Jika kau pernah menyeberangi lautan ke Irlandia,
Then maybe at the closing of your day;
Mungkin saat hari mulai gelap;
You will sit and watch the moonrise over Claddagh,
Kau akan duduk dan menyaksikan bulan terbit di atas Claddagh,
And see the sun go down on Galway Bay,
Dan melihat matahari terbenam di Teluk Galway,
Just to hear again the ripple of the trout stream,
Hanya untuk mendengar lagi gemericik aliran ikan trout,
The women in the meadows making hay;
Para wanita di padang sedang mengumpulkan jerami;
And to sit beside a turf fire in the cabin,
Dan duduk di samping api turf di kabin,
And watch the barefoot gossoons at their play,
Serta melihat anak-anak telanjang kaki bermain,
For the breezes blowing o'er the seas from Ireland,
Karena angin yang bertiup dari lautan Irlandia,
Are perfum'd by the heather as they blow;
Dihiasi aroma bunga heather saat bertiup;
And the women in the uplands diggin' praties,
Dan para wanita di dataran tinggi menggali kentang,
Speak a language that the strangers do not know,
Berbicara dalam bahasa yang tidak dipahami orang asing,
For the strangers came and tried to teach their way,
Karena orang asing datang dan mencoba mengajarkan cara mereka,
They scornād us just for being what we are;
Mereka merendahkan kami hanya karena kami apa adanya;
But they might as well go chasing after moonbeams,
Namun mereka juga bisa saja mengejar cahaya bulan,
Or light a penny candle from a star.
Atau menyalakan lilin seharga satu sen dari bintang.

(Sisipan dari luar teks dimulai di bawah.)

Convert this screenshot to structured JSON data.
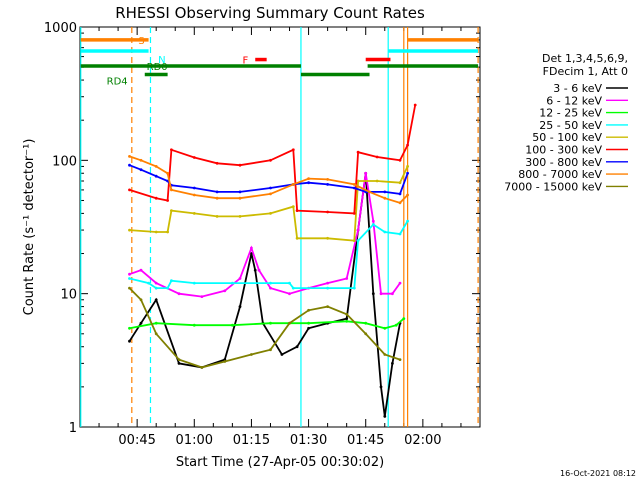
{
  "chart_data": {
    "type": "line",
    "title": "RHESSI Observing Summary Count Rates",
    "xlabel": "Start Time (27-Apr-05 00:30:02)",
    "ylabel": "Count Rate (s⁻¹ detector⁻¹)",
    "y_scale": "log",
    "ylim": [
      1,
      1000
    ],
    "y_ticks": [
      1,
      10,
      100,
      1000
    ],
    "y_tick_labels": [
      "1",
      "10",
      "100",
      "1000"
    ],
    "x_range_minutes": [
      30,
      135
    ],
    "x_ticks": [
      {
        "label": "00:45",
        "minutes": 45
      },
      {
        "label": "01:00",
        "minutes": 60
      },
      {
        "label": "01:15",
        "minutes": 75
      },
      {
        "label": "01:30",
        "minutes": 90
      },
      {
        "label": "01:45",
        "minutes": 105
      },
      {
        "label": "02:00",
        "minutes": 120
      }
    ],
    "legend": {
      "position": "right",
      "header": [
        "Det 1,3,4,5,6,9,",
        "FDecim 1, Att 0"
      ]
    },
    "series": [
      {
        "name": "3 - 6 keV",
        "color": "#000000",
        "points": [
          [
            43,
            4.4
          ],
          [
            46,
            6
          ],
          [
            50,
            9
          ],
          [
            56,
            3
          ],
          [
            62,
            2.8
          ],
          [
            68,
            3.2
          ],
          [
            72,
            8
          ],
          [
            75,
            20
          ],
          [
            76,
            15
          ],
          [
            78,
            6
          ],
          [
            83,
            3.5
          ],
          [
            87,
            4
          ],
          [
            90,
            5.5
          ],
          [
            95,
            6
          ],
          [
            100,
            6.5
          ],
          [
            103,
            30
          ],
          [
            105,
            80
          ],
          [
            107,
            10
          ],
          [
            109,
            2
          ],
          [
            110,
            1.2
          ],
          [
            112,
            3
          ],
          [
            114,
            6
          ]
        ]
      },
      {
        "name": "6 - 12 keV",
        "color": "#ff00ff",
        "points": [
          [
            43,
            14
          ],
          [
            46,
            15
          ],
          [
            50,
            12
          ],
          [
            56,
            10
          ],
          [
            62,
            9.5
          ],
          [
            68,
            10.5
          ],
          [
            72,
            13
          ],
          [
            75,
            22
          ],
          [
            77,
            15
          ],
          [
            80,
            11
          ],
          [
            85,
            10
          ],
          [
            90,
            11
          ],
          [
            95,
            12
          ],
          [
            100,
            13
          ],
          [
            103,
            30
          ],
          [
            105,
            80
          ],
          [
            107,
            35
          ],
          [
            109,
            10
          ],
          [
            112,
            10
          ],
          [
            114,
            12
          ]
        ]
      },
      {
        "name": "12 - 25 keV",
        "color": "#00ff00",
        "points": [
          [
            43,
            5.5
          ],
          [
            50,
            6
          ],
          [
            60,
            5.8
          ],
          [
            70,
            5.8
          ],
          [
            80,
            6
          ],
          [
            90,
            6
          ],
          [
            100,
            6.2
          ],
          [
            105,
            6
          ],
          [
            110,
            5.5
          ],
          [
            113,
            5.8
          ],
          [
            115,
            6.5
          ]
        ]
      },
      {
        "name": "25 - 50 keV",
        "color": "#00ffff",
        "points": [
          [
            43,
            13
          ],
          [
            48,
            12
          ],
          [
            50,
            11
          ],
          [
            53,
            11
          ],
          [
            54,
            12.5
          ],
          [
            60,
            12
          ],
          [
            70,
            12
          ],
          [
            80,
            12
          ],
          [
            85,
            12
          ],
          [
            86,
            11
          ],
          [
            95,
            11
          ],
          [
            102,
            11
          ],
          [
            103,
            25
          ],
          [
            107,
            33
          ],
          [
            110,
            29
          ],
          [
            114,
            28
          ],
          [
            116,
            35
          ]
        ]
      },
      {
        "name": "50 - 100 keV",
        "color": "#ccbb00",
        "points": [
          [
            43,
            30
          ],
          [
            50,
            29
          ],
          [
            53,
            29
          ],
          [
            54,
            42
          ],
          [
            60,
            40
          ],
          [
            66,
            38
          ],
          [
            72,
            38
          ],
          [
            80,
            40
          ],
          [
            86,
            45
          ],
          [
            87,
            26
          ],
          [
            95,
            26
          ],
          [
            102,
            25
          ],
          [
            103,
            70
          ],
          [
            108,
            70
          ],
          [
            114,
            68
          ],
          [
            116,
            90
          ]
        ]
      },
      {
        "name": "100 - 300 keV",
        "color": "#ff0000",
        "points": [
          [
            43,
            60
          ],
          [
            50,
            52
          ],
          [
            53,
            50
          ],
          [
            54,
            120
          ],
          [
            60,
            105
          ],
          [
            66,
            95
          ],
          [
            72,
            92
          ],
          [
            80,
            100
          ],
          [
            86,
            120
          ],
          [
            87,
            42
          ],
          [
            95,
            41
          ],
          [
            102,
            40
          ],
          [
            103,
            115
          ],
          [
            108,
            106
          ],
          [
            114,
            100
          ],
          [
            116,
            130
          ],
          [
            118,
            260
          ]
        ]
      },
      {
        "name": "300 - 800 keV",
        "color": "#0000ff",
        "points": [
          [
            43,
            92
          ],
          [
            46,
            85
          ],
          [
            50,
            76
          ],
          [
            53,
            70
          ],
          [
            54,
            65
          ],
          [
            60,
            62
          ],
          [
            66,
            58
          ],
          [
            72,
            58
          ],
          [
            80,
            62
          ],
          [
            86,
            66
          ],
          [
            90,
            68
          ],
          [
            95,
            66
          ],
          [
            102,
            62
          ],
          [
            105,
            58
          ],
          [
            110,
            58
          ],
          [
            114,
            56
          ],
          [
            116,
            80
          ]
        ]
      },
      {
        "name": "800 - 7000 keV",
        "color": "#ff8000",
        "points": [
          [
            43,
            107
          ],
          [
            46,
            100
          ],
          [
            50,
            90
          ],
          [
            53,
            80
          ],
          [
            54,
            60
          ],
          [
            60,
            55
          ],
          [
            66,
            52
          ],
          [
            72,
            52
          ],
          [
            80,
            56
          ],
          [
            86,
            66
          ],
          [
            90,
            73
          ],
          [
            95,
            72
          ],
          [
            102,
            66
          ],
          [
            106,
            58
          ],
          [
            110,
            52
          ],
          [
            114,
            48
          ],
          [
            116,
            55
          ]
        ]
      },
      {
        "name": "7000 - 15000 keV",
        "color": "#808000",
        "points": [
          [
            43,
            11
          ],
          [
            46,
            9
          ],
          [
            50,
            5
          ],
          [
            56,
            3.2
          ],
          [
            62,
            2.8
          ],
          [
            68,
            3.1
          ],
          [
            75,
            3.5
          ],
          [
            80,
            3.8
          ],
          [
            85,
            6
          ],
          [
            90,
            7.5
          ],
          [
            95,
            8
          ],
          [
            100,
            7
          ],
          [
            105,
            5
          ],
          [
            110,
            3.5
          ],
          [
            114,
            3.2
          ]
        ]
      }
    ],
    "annotations": {
      "vertical_lines": [
        {
          "minutes": 30.2,
          "color": "#00ffff",
          "style": "solid"
        },
        {
          "minutes": 43.6,
          "color": "#ff8000",
          "style": "dashed"
        },
        {
          "minutes": 48.5,
          "color": "#00ffff",
          "style": "dashed"
        },
        {
          "minutes": 88.0,
          "color": "#00ffff",
          "style": "solid"
        },
        {
          "minutes": 110.9,
          "color": "#00ffff",
          "style": "solid"
        },
        {
          "minutes": 115.0,
          "color": "#ff8000",
          "style": "solid"
        },
        {
          "minutes": 116.0,
          "color": "#ff8000",
          "style": "solid"
        },
        {
          "minutes": 134.5,
          "color": "#ff8000",
          "style": "dashed"
        }
      ],
      "bars": [
        {
          "label": "S",
          "color": "#ff8000",
          "y": 800,
          "segments": [
            [
              30.2,
              48.0
            ],
            [
              116.0,
              134.5
            ]
          ]
        },
        {
          "label": "N",
          "color": "#00ffff",
          "y": 660,
          "segments": [
            [
              30.2,
              48.0
            ],
            [
              110.9,
              134.5
            ]
          ]
        },
        {
          "label": "F",
          "color": "#ff0000",
          "y": 570,
          "segments": [
            [
              76.0,
              79.0
            ],
            [
              105.0,
              111.5
            ]
          ]
        },
        {
          "label": "RD0",
          "color": "#008000",
          "y": 510,
          "segments": [
            [
              30.2,
              134.5
            ]
          ],
          "gaps": [
            [
              88.0,
              105.5
            ]
          ]
        },
        {
          "label": "RD4",
          "color": "#008000",
          "y": 440,
          "segments": [
            [
              47.0,
              53.0
            ],
            [
              88.0,
              106.0
            ]
          ]
        }
      ]
    }
  },
  "footer": {
    "datestamp": "16-Oct-2021 08:12"
  }
}
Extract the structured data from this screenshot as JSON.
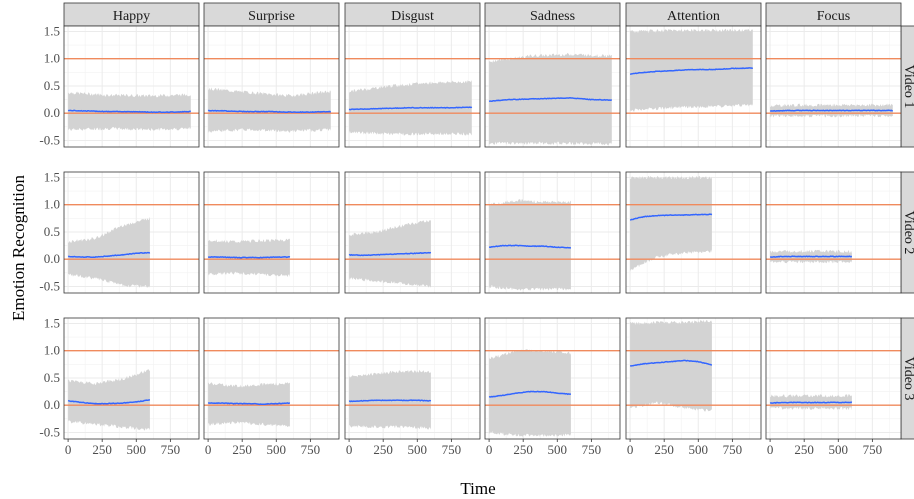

And if there is going to be a life hereafter,
Dan jika akan ada kehidupan setelah ini,
And somehow I am sure there's going to be;
Dan entah bagaimana aku yakin akan ada;
I will ask my God to let me make my heaven,
Aku akan meminta kepada Tuhan agar aku bisa menciptakan surga-ku,
In that dear land across the Irish sea.
Di tanah tercinta itu di seberang lautan Irlandia.